#2 — Rushmore (Wes Anderson, 1998)
In Max Fischer's dreams he can liberate his classmates from the tyranny of homework with some concerted strokes of a piece of a piece of chalk. In the waking world, triumph is a little more elusive.
So begins Wes Anderson's second feature, and, with a burst of ecstatically funny creativity, the life and aspirations of his main character are laid out. As played by Jason Schwartzman, Max believes in his own greatness with only the most simplistic idea as to what that means–the only occupations he considers viable aspirations are senator and diplomat–and he proceeds as a genius among philistines. He is an overachiever at school with no apparently ability to achieve the necessary minimum in his classes as he represents Russia in the Model U.N., serves as president of the Calligraphy Club or, later, creates the Kite Flying Society. Most notably, he's the creative force behind the Max Fischer Players, mounting elaborate theatrical productions, including a stage adaptation of Serpico.

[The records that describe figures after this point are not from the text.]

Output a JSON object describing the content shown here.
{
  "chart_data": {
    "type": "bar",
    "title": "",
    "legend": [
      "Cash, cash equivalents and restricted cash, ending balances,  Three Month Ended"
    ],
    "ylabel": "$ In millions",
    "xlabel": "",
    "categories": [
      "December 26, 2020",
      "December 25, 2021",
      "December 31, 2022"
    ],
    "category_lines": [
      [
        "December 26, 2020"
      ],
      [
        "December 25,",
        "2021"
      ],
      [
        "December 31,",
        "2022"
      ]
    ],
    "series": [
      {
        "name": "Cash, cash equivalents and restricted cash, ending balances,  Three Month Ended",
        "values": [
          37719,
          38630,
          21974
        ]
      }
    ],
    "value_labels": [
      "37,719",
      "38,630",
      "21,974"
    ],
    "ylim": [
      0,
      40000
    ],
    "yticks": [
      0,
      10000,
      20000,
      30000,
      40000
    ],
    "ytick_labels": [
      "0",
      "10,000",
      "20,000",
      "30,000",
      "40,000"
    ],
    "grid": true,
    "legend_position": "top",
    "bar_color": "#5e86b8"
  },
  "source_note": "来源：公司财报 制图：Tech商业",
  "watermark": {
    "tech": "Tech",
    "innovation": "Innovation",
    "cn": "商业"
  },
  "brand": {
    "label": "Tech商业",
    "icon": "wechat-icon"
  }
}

Max has the narcissism that’s typical of a high schooler enhanced by a sense that he’s a junior misunderstood artiste. He is nestled within the chill satisfaction of someone who sees nothing but genius reflected in the eyes of others, including the pretty new school teacher who inspires him to save Latin and the local industrialist who becomes his friend.
Rushmore is a landslide of inspired details, each one offering some fresh insight to Max Fischer and the small brigade of characters that surround him. It is as precise as Max himself, who offers to retrieve a dictionary to help prove that “relationship” is a fairly innocuous word. Anderson and his screenwriting collaborator Owen Wilson make the film both warm and biting, following Max’s trajectory with uncommon keenness, portraying his passive aggressive jockeying with an amused understanding. He is just a boy, lost and adrift, but probably smart enough to find his way out, discovering the sort of selflessness and generosity that he previously only feigned by trying to establish his benevolence by buying root beers for his hardworking theater crews.
Anderson frames every image with care, employing some conceits like the stage curtain that open to each new act, but always mixing the controlled with grounded, deeply felt insight. One of the prime examples of this is the portrait of manufacturing tycoon Herman Blume, portrayed by Bill Murray with a sardonic melancholy that has practically defined the remainder of the his career. The weight of his disappointment is crushing and Murray shows how it has worn him down, and, movingly, how little chances at happiness can revive him in unpredictable ways. The film drags him down to the lows of emotional destitution, but eventually allows him the grace of a tentative rejuvenation, a journey that Murray underplays beautifully.
Everything in the film is perfectly staged, carefully constructed, and ideally realized, all adding up to an intricate artistic vision. The music, cinematography, costumes, art design, editing, casting stand as an unique expression of Anderson. The films that followed cemented his style, but the personal nature of it–how clearly it belongs to him–was apparent from the moment this effort started to spin off of its reels. It is that distinct and boldly original.
Putting it plainly, Rushmore is a movie that I adore.